The Iran War Risk Markets Are Ignoring - Prof G Markets Recap

Podcast: Prof G Markets

Published: 2026-03-09

Duration: 58 min

Summary

The episode discusses the recent military strikes in Iran and the conflicting signals being sent by the markets regarding the ongoing conflict. While the situation escalates, market reactions indicate a surprising level of calm, particularly in the stock and bond sectors.

What Happened

The episode opens with a discussion surrounding the recent U.S. and Israeli military strikes in Iran, which resulted in the death of Iran's leader, Ayatollah Hamanei, along with several high-ranking military officials. The hosts note that despite the escalating conflict, markets have remained relatively stable, with the S&P 500 showing only modest declines since the strikes began. Notably, crude oil prices surged to an 18-month high, reflecting concerns about energy supply amidst the tensions.

Scott and Ed delve into the implications of this market behavior, suggesting that if investors are looking for guidance on the future of the conflict, the current market trends may indicate a more prolonged engagement rather than an immediate resolution. The calm in the stock market suggests a level of confidence or perhaps indifference among investors regarding the geopolitical tensions, even as President Trump signaled that the military campaign could escalate further. The conversation wraps up with a reminder of their upcoming live podcast event, emphasizing the blend of financial insights with current global events.

Key Insights

Key Questions Answered

What were the immediate market reactions to the U.S. strikes on Iran?
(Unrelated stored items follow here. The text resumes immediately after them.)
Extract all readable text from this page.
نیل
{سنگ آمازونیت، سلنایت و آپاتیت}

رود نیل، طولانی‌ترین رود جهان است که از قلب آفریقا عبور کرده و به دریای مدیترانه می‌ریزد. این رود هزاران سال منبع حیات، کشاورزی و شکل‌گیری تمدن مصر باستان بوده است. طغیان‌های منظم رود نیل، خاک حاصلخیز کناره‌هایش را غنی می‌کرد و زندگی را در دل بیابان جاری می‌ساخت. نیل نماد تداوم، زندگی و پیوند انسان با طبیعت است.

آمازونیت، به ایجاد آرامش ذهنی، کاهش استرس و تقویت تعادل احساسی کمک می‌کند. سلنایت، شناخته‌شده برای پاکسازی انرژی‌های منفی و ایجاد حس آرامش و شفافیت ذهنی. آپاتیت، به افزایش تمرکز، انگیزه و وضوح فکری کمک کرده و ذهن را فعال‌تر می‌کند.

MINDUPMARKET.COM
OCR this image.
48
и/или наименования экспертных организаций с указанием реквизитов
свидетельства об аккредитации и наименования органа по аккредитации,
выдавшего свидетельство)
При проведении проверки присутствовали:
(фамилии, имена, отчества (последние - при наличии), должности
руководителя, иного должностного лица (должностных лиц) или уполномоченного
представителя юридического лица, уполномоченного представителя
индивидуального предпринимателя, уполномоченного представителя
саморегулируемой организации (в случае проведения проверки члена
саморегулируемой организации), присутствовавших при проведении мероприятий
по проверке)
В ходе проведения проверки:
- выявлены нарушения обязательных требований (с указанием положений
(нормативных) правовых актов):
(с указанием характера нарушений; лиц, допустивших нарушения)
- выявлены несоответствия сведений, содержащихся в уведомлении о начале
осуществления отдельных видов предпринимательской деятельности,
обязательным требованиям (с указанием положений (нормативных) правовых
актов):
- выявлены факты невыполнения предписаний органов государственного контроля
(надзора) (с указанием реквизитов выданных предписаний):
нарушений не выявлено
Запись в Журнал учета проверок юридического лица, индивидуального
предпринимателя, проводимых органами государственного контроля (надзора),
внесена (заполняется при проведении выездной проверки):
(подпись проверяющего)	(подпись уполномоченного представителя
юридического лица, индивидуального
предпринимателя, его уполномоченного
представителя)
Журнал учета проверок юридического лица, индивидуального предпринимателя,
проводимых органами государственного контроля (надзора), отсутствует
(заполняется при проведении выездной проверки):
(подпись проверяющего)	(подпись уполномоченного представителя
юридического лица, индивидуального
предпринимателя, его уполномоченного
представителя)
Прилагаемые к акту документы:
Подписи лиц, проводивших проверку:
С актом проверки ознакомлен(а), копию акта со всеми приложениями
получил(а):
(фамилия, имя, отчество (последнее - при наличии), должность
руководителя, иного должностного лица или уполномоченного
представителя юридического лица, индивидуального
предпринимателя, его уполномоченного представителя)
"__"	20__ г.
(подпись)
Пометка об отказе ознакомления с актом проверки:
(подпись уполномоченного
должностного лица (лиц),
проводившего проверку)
The immediate market reactions were relatively calm, with the S&P 500 only seeing modest declines despite the significant military actions taken by the U.S. and Israel. Investors seemed to show a level of confidence or indifference to the geopolitical tensions, which could indicate a longer-term view on the situation.

How did crude oil prices react to the conflict in Iran?

Crude oil prices surged to an 18-month high following the military strikes in Iran. This spike reflects the market's concerns about energy supply amidst the ongoing conflict and the potential for further escalation that could disrupt oil markets.

What does Scott Galloway suggest about the future of the Iran conflict?

Scott suggests that the markets indicate the future of the Iran conflict may be somewhat prolonged. He points out that the current market behavior is signaling a lack of immediate resolution, which could mean investors expect continued military engagement and geopolitical instability.

What did President Trump say about the military campaign in Iran?

President Trump indicated that the military campaign could intensify and potentially last for weeks. This statement adds to the uncertainty surrounding the conflict and its implications for both regional stability and market dynamics.

What are the implications of market calm during geopolitical tensions?

The implications of market calm during geopolitical tensions suggest that investors may be factoring in a degree of stability or resilience in the economy despite external shocks. It raises questions about how markets respond to crises and whether they are underestimating the potential impacts of ongoing conflicts.